13 April 2006

The English Disease

I'm often asked how I wound up living in London, usually by British people who can't comprehend why anyone would voluntarily abandon sunny California in favour of this, well, not so sunny place. It's no use explaining to them that not all of California looks like Baywatch, that in fact San Francisco is nearly as damp, cold and windy (and that's just the social climate, never mind the weather) as London, and even more provincial.

If they continue to press me on the question, I'll feign bewilderment, telling them that I moved to London in much the same way Britain is said to have acquired an empire: in a fit of absent-mindedness. And there's a certain amount of truth to that; I certainly wasn't thinking very clearly, if I was thinking at all, when I decided that England was to be my new home. I mean, I liked the pub and club culture, and the fact that the streets - many of them, anyway - were filled with people and not just cars. I liked the sense of humour, and the newspapers, and the way it was possible to get around town without owning a car. Most of all, it was a good town to drink in. Not that San Francisco wasn't, but in London, there was none of that residual Yankee guilt that often left you feeling like you should apologise for being drunk or hungover instead of being out there scrambling for the big bucks.

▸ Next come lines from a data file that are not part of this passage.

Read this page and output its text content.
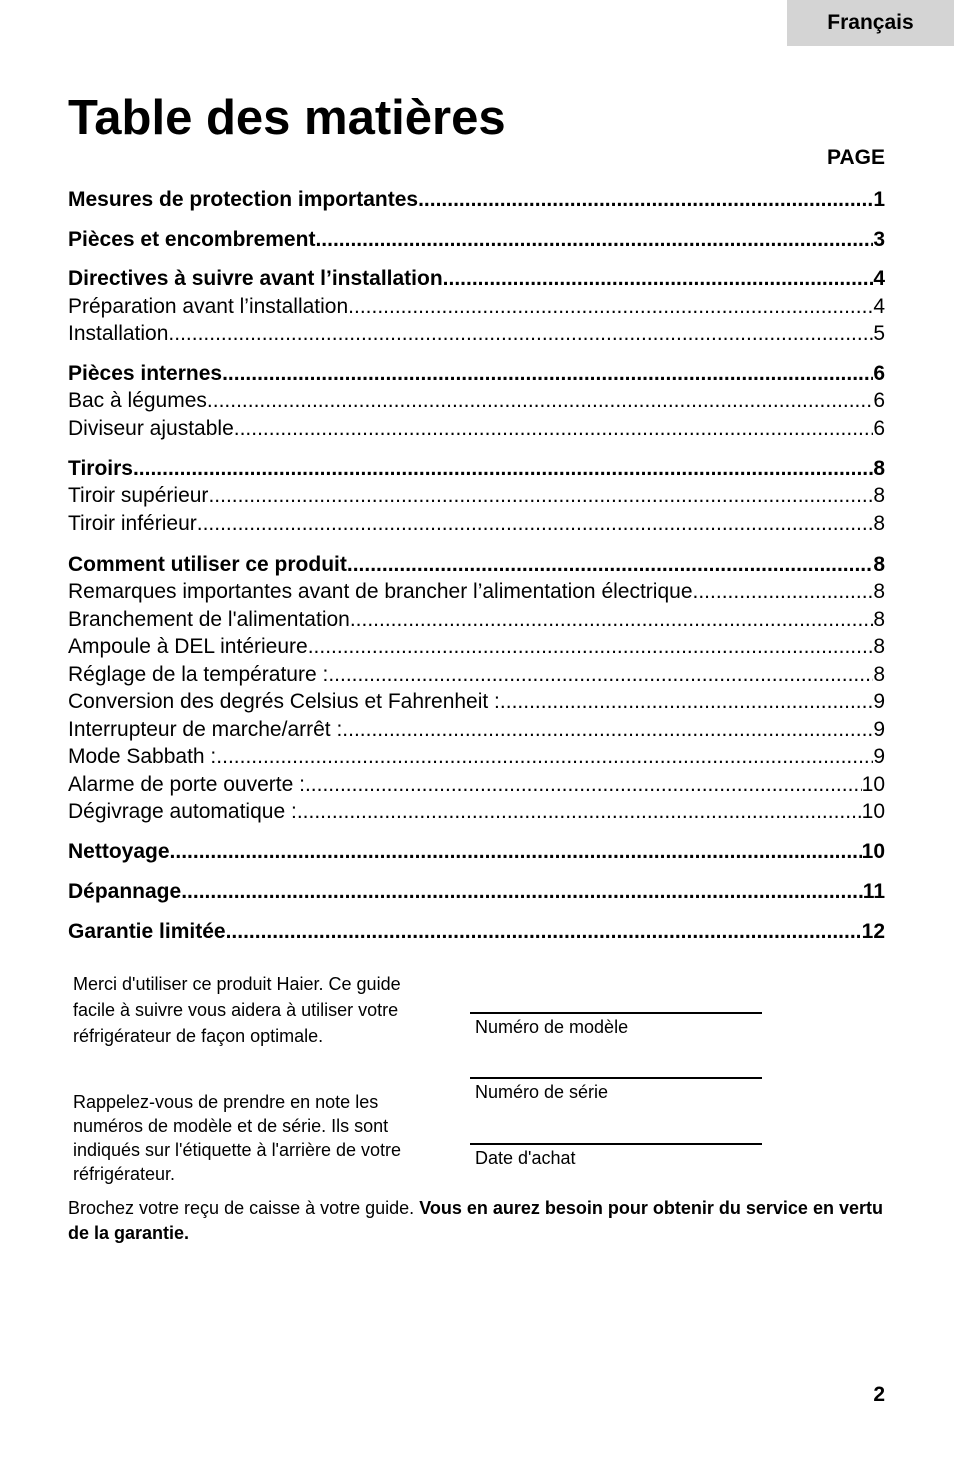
Français
Table des matières
PAGE
Mesures de protection importantes .....	1
Pièces et encombrement .....	3
Directives à suivre avant l’installation .....	4
Préparation avant l’installation .....	4
Installation .....	5
Pièces internes .....	6
Bac à légumes .....	6
Diviseur ajustable .....	6
Tiroirs .....	8
Tiroir supérieur .....	8
Tiroir inférieur .....	8
Comment utiliser ce produit .....	8
Remarques importantes avant de brancher l’alimentation électrique .....	8
Branchement de l'alimentation .....	8
Ampoule à DEL intérieure .....	8
Réglage de la température : .....	8
Conversion des degrés Celsius et Fahrenheit : .....	9
Interrupteur de marche/arrêt : .....	9
Mode Sabbath : .....	9
Alarme de porte ouverte : .....	10
Dégivrage automatique : .....	10
Nettoyage .....	10
Dépannage .....	11
Garantie limitée .....	12

Merci d'utiliser ce produit Haier. Ce guide facile à suivre vous aidera à utiliser votre réfrigérateur de façon optimale.

Rappelez-vous de prendre en note les numéros de modèle et de série. Ils sont indiqués sur l'étiquette à l'arrière de votre réfrigérateur.

Numéro de modèle
Numéro de série
Date d'achat

Brochez votre reçu de caisse à votre guide. Vous en aurez besoin pour obtenir du service en vertu de la garantie.

2
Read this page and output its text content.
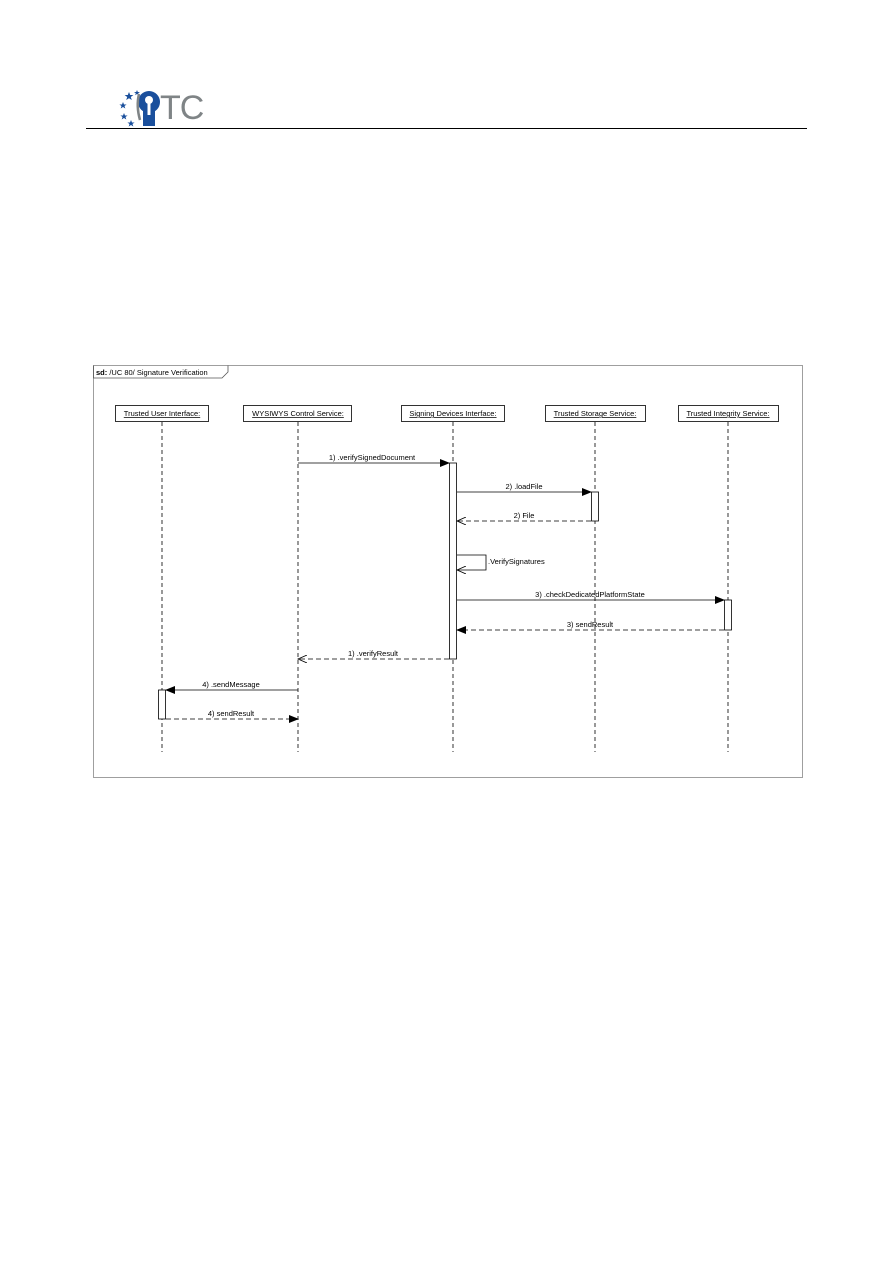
TC
sd: /UC 80/ Signature Verification
Trusted User Interface:	WYSIWYS Control Service:	Signing Devices Interface:	Trusted Storage Service:	Trusted Integrity Service:
1) .verifySignedDocument
2) .loadFile
2) File
.VerifySignatures
3) .checkDedicatedPlatformState
3) sendResult
1) .verifyResult
4) .sendMessage
4) sendResult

However, it's now going on five years since I stopped drinking, and I'm still here. So what's that about? Inertia is probably a factor, but I've also come to enjoy London in new ways (by daylight, for example). But now the thrill seems to be wearing off, and for a while now it's felt as though my time in London might be coming to an end.

The clarity of hindsight has finally enabled me to see more precisely why I came here: I was attracted to the bleakness and gloominess, the idea that life in England was one long lament by the Smiths, nothing but endless rain falling on the humdrum towns scattered across the grey and sepia-toned landscape. And while that's a bit of an exaggeration, there is some truth to it.

The thing is, though, I'm just not that depressed anymore. In fact, I'm not very depressed at all. Or maybe I am and have just gotten so used to it that I don't notice it any longer, but in support of the former argument, I only occasionally listen to the Smiths anymore, and often find myself wanting to tell most people I meet, "Cheer up, it might never happen."

Is England really more depressed than most countries? Maybe not, but it's undeniably a rather melancholy country, and I think it's beginning to get to me. Or perhaps the melancholy has seeped into my soul, and that's why I now find myself growing dissatisfied. English people love to sneer at Australia, suggesting that it's a shallow, culture-free zone where the inhabitants have any sense they might have once possessed baked out of them by the relentless sun (Woody Allen exhibited a similar attitude toward California when he maintained that its sole cultural advantage was being able to turn right on a red light). But the more time I spend in Australia, the more I come to believe that if it's shallow to spend lots of time in the warmth and sunshine and couple that with a similarly warm and sunny attitude, then sign me up for shallow school.

Does that mean I'm ready to emigrate? Well, just about, but unfortunately, it's not that easy. Australia is very picky about who it lets in, at least once they get past a certain age, an age which I passed some time ago. And while Australia is my first choice for a new home, it's by no means my only one. I've long wanted to live in New York, and the constant slagging I give it, California still has its appeal, too, though that mainly consists of my family and a handful of good friends who still live there.

Extricating myself from London isn't the simple matter it might appear to be, either. I own a flat here, and due to certain complication that are too boring to go into here, I can't sell it any time in the immediate future, which kind of limits my options in terms of being able to afford to live anywhere else. So here I am, at least for another spring (which finally seems to be arriving, too). In a couple weeks I'll have to make what feels like a momentous decision: do i renew my season ticket at Fulham? It's provided me with enormous joy (and misery) for almost a decade now, but owning a season ticket is a serious commitment, almost like having a job. Travel and social engagements have to be planned months in advance so as not to conflict with fortnightly Saturdays (or Sundays, or Mondays). The past couple years I've missed nearly a third of the games I'd paid for, and if I spend as much time in Australia and the States as I'd like to, I'll miss even more next year.

So come April 28, ticket renewal deadline, I should have a pretty good idea about whether I'm just blowing off steam or if I'm serious about moving on. And as I won't even be in London that week (that week is pencilled in for some quasi-important goings-on in New York), I suspect it will be the latter.

3 comments:

Anonymous said...

Hi Larry

So glad to find your blog!! I've been starved for your writing and am enjoying reading thru your archives.

It's not clear (to me) how to email you.

Peter Forbes, Quincy MA
Former Lookout subscriber and pen-pal from Laytonville days; publisher of the short-lived and properly-forgotten Ann Arbor Aborigine

email: teenbillybaby@yahoo.com

Spoke said...

Why England? It should be clear!
Ruddle's Best Bitter (from Oxen) and LIVERPOOL FC.
UP THE REDS !!

Anonymous said...

or at least up the match officials who someone decided Cisse was not interfering with play.